More than 20 million years ago, a short struggle took place in what is now known as the Dominican Republic, in which one animal had its leg bitten off by a predator just before it escaped. Unfortunately the animal fell into a gooey resin deposit, to be fossilized and entombed forever in amber.
The fossil record of that event has revealed something not known before n that salamanders once lived in the Dominican Republic in the Caribbean Sea. Interestingly, today, there are no salamanders found in the entire Caribbean area.
The now extinct species of salamander, named Palaeoplethodon hispaniolae has been published in the journal Palaeodiversity, by researchers from Oregon State University and the University of California at Berkeley.

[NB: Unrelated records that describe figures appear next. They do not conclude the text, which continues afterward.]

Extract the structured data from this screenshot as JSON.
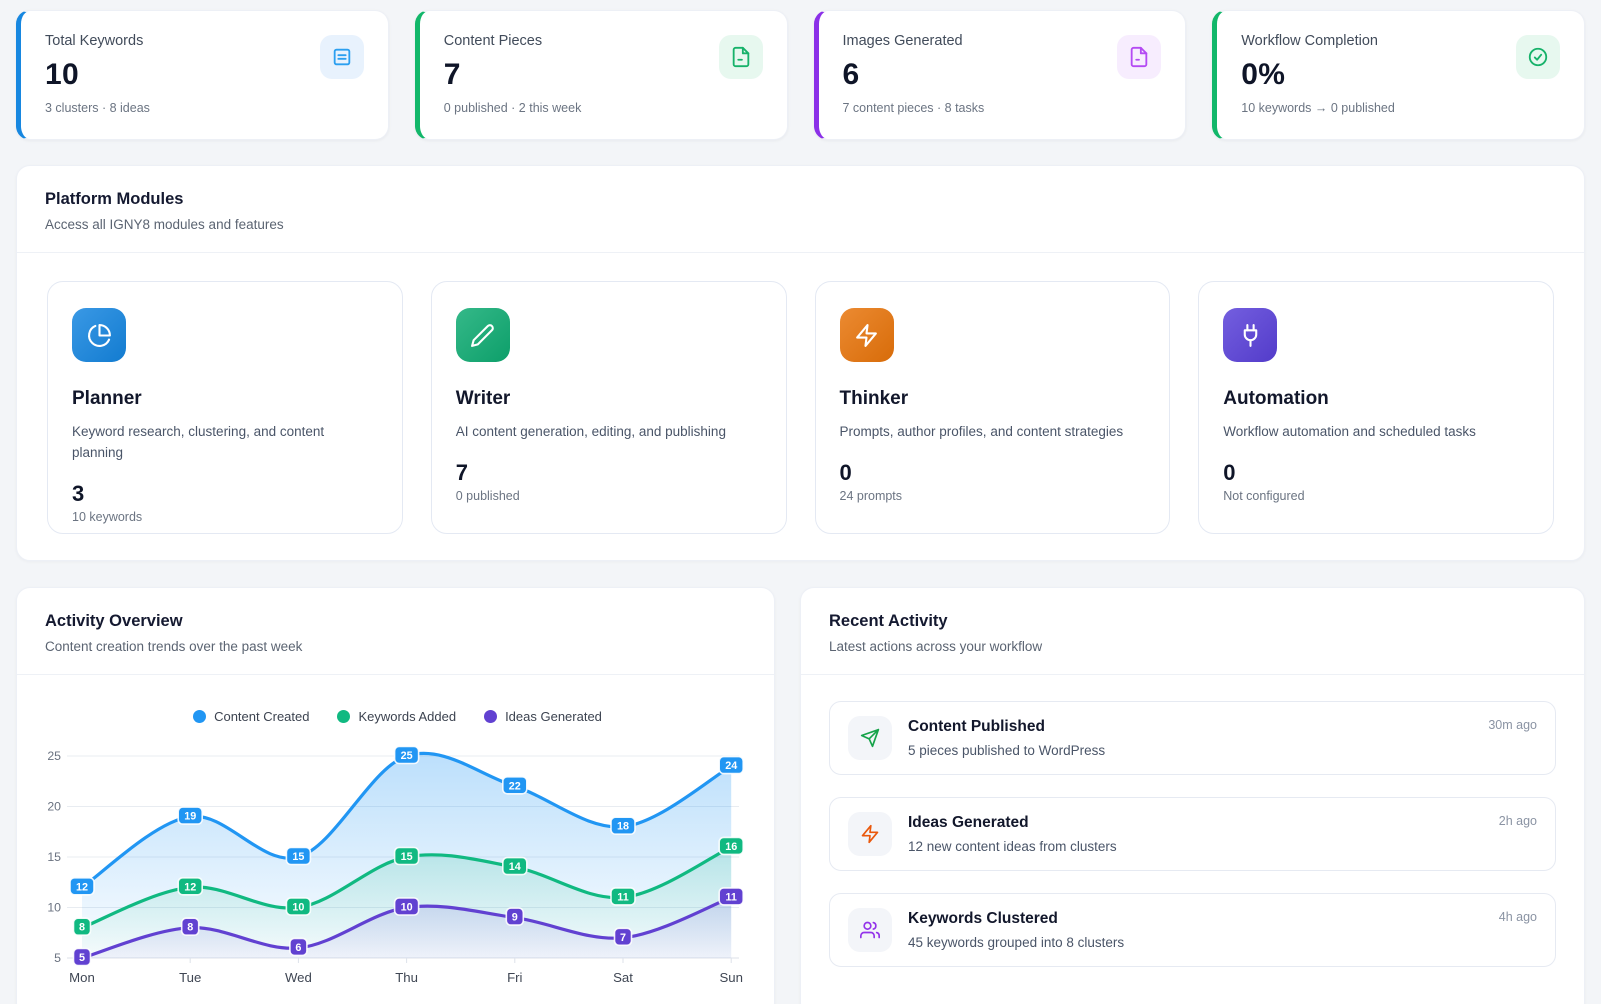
{
  "stats": [
    {
      "title": "Total Keywords",
      "value": "10",
      "subtitle": "3 clusters · 8 ideas",
      "accent": "#1787e0",
      "icon": "journal-list-icon",
      "icon_bg": "#e8f2fd",
      "icon_color": "#2b9ff0"
    },
    {
      "title": "Content Pieces",
      "value": "7",
      "subtitle": "0 published · 2 this week",
      "accent": "#12b76a",
      "icon": "file-text-icon",
      "icon_bg": "#e7f8ef",
      "icon_color": "#17b26a"
    },
    {
      "title": "Images Generated",
      "value": "6",
      "subtitle": "7 content pieces · 8 tasks",
      "accent": "#8b30e8",
      "icon": "image-file-icon",
      "icon_bg": "#f7edfe",
      "icon_color": "#b44af3"
    },
    {
      "title": "Workflow Completion",
      "value": "0%",
      "subtitle": "10 keywords → 0 published",
      "accent": "#12b76a",
      "icon": "check-circle-icon",
      "icon_bg": "#e7f8ef",
      "icon_color": "#17b26a"
    }
  ],
  "modules_section": {
    "title": "Platform Modules",
    "subtitle": "Access all IGNY8 modules and features"
  },
  "modules": [
    {
      "name": "Planner",
      "description": "Keyword research, clustering, and content planning",
      "value": "3",
      "caption": "10 keywords",
      "color": "#1485e0",
      "icon": "pie-chart-icon"
    },
    {
      "name": "Writer",
      "description": "AI content generation, editing, and publishing",
      "value": "7",
      "caption": "0 published",
      "color": "#0eab72",
      "icon": "pencil-icon"
    },
    {
      "name": "Thinker",
      "description": "Prompts, author profiles, and content strategies",
      "value": "0",
      "caption": "24 prompts",
      "color": "#e8740a",
      "icon": "zap-icon"
    },
    {
      "name": "Automation",
      "description": "Workflow automation and scheduled tasks",
      "value": "0",
      "caption": "Not configured",
      "color": "#5940d9",
      "icon": "plug-icon"
    }
  ],
  "activity_overview": {
    "title": "Activity Overview",
    "subtitle": "Content creation trends over the past week"
  },
  "chart_data": {
    "type": "line",
    "title": "Activity Overview",
    "x": [
      "Mon",
      "Tue",
      "Wed",
      "Thu",
      "Fri",
      "Sat",
      "Sun"
    ],
    "series": [
      {
        "name": "Content Created",
        "color": "#2196f3",
        "values": [
          12,
          19,
          15,
          25,
          22,
          18,
          24
        ]
      },
      {
        "name": "Keywords Added",
        "color": "#10b981",
        "values": [
          8,
          12,
          10,
          15,
          14,
          11,
          16
        ]
      },
      {
        "name": "Ideas Generated",
        "color": "#6141d1",
        "values": [
          5,
          8,
          6,
          10,
          9,
          7,
          11
        ]
      }
    ],
    "ylim": [
      5,
      25
    ],
    "yticks": [
      5,
      10,
      15,
      20,
      25
    ],
    "grid": true,
    "legend_position": "top",
    "area_fill": true,
    "point_labels": true
  },
  "recent_activity": {
    "title": "Recent Activity",
    "subtitle": "Latest actions across your workflow",
    "items": [
      {
        "title": "Content Published",
        "description": "5 pieces published to WordPress",
        "time": "30m ago",
        "icon": "send-icon",
        "icon_color": "#16a34a"
      },
      {
        "title": "Ideas Generated",
        "description": "12 new content ideas from clusters",
        "time": "2h ago",
        "icon": "zap-icon",
        "icon_color": "#ea580c"
      },
      {
        "title": "Keywords Clustered",
        "description": "45 keywords grouped into 8 clusters",
        "time": "4h ago",
        "icon": "users-icon",
        "icon_color": "#9333ea"
      }
    ]
  }
}
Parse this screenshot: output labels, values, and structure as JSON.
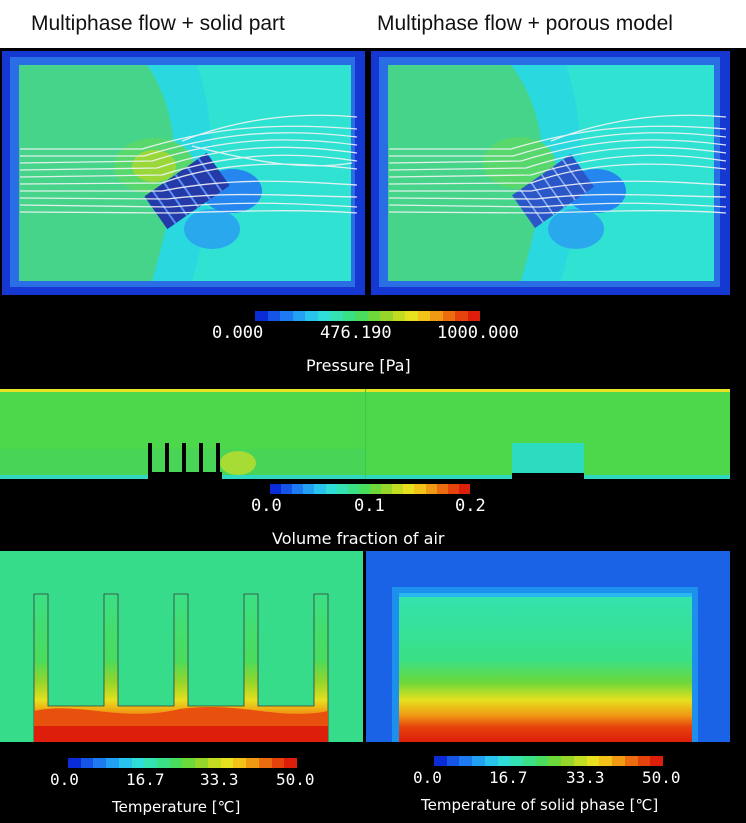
{
  "titles": {
    "left": "Multiphase flow + solid part",
    "right": "Multiphase flow + porous model"
  },
  "pressure_scale": {
    "min": "0.000",
    "mid": "476.190",
    "max": "1000.000",
    "caption": "Pressure [Pa]"
  },
  "volume_fraction_scale": {
    "min": "0.0",
    "mid": "0.1",
    "max": "0.2",
    "caption": "Volume fraction of air"
  },
  "temperature_scale_left": {
    "t0": "0.0",
    "t1": "16.7",
    "t2": "33.3",
    "t3": "50.0",
    "caption": "Temperature [℃]"
  },
  "temperature_scale_right": {
    "t0": "0.0",
    "t1": "16.7",
    "t2": "33.3",
    "t3": "50.0",
    "caption": "Temperature of solid phase [℃]"
  },
  "colors": {
    "colormap": [
      "#0a2cd6",
      "#1455e8",
      "#1d7af0",
      "#22a0f2",
      "#28c4ee",
      "#2edcd8",
      "#33e2b0",
      "#3ae086",
      "#4adc5c",
      "#6cd83a",
      "#96d62a",
      "#c2dc22",
      "#e6e01e",
      "#f2c218",
      "#f09a14",
      "#ec6c10",
      "#e6420c",
      "#dc1e0a"
    ]
  }
}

According to George Poinar, Jr., a professor emeritus in the OSU College of Science, and a world expert in the study of insects, plants and other life forms preserved in amber, said that no one has ever found a salamander preserved in amber and never in the Dominican Republic as no salamanders had ever been found living there.
The specimen came from an amber mine in the northern mountain range of the Dominican Republic, between Puerto Plata and Santiago and shows that salamanders did exist in the Caribbean but it is not known when or why they became extinct.
This fossil is 20-30 million years old, and its lineage may go back 40-60 million years ago when the Proto-Greater Antilles, that now include islands such as Cuba, Jamaica, Puerto Rico and Hispaniola, were still joined to North and South America. Salamanders may have simply stayed on the islands as they began their tectonic drift across the Caribbean Sea. They also may have crossed a land bridge during periods of low sea level, or it’s possible a few specimens could have floated in on debris, riding a log across the ocean.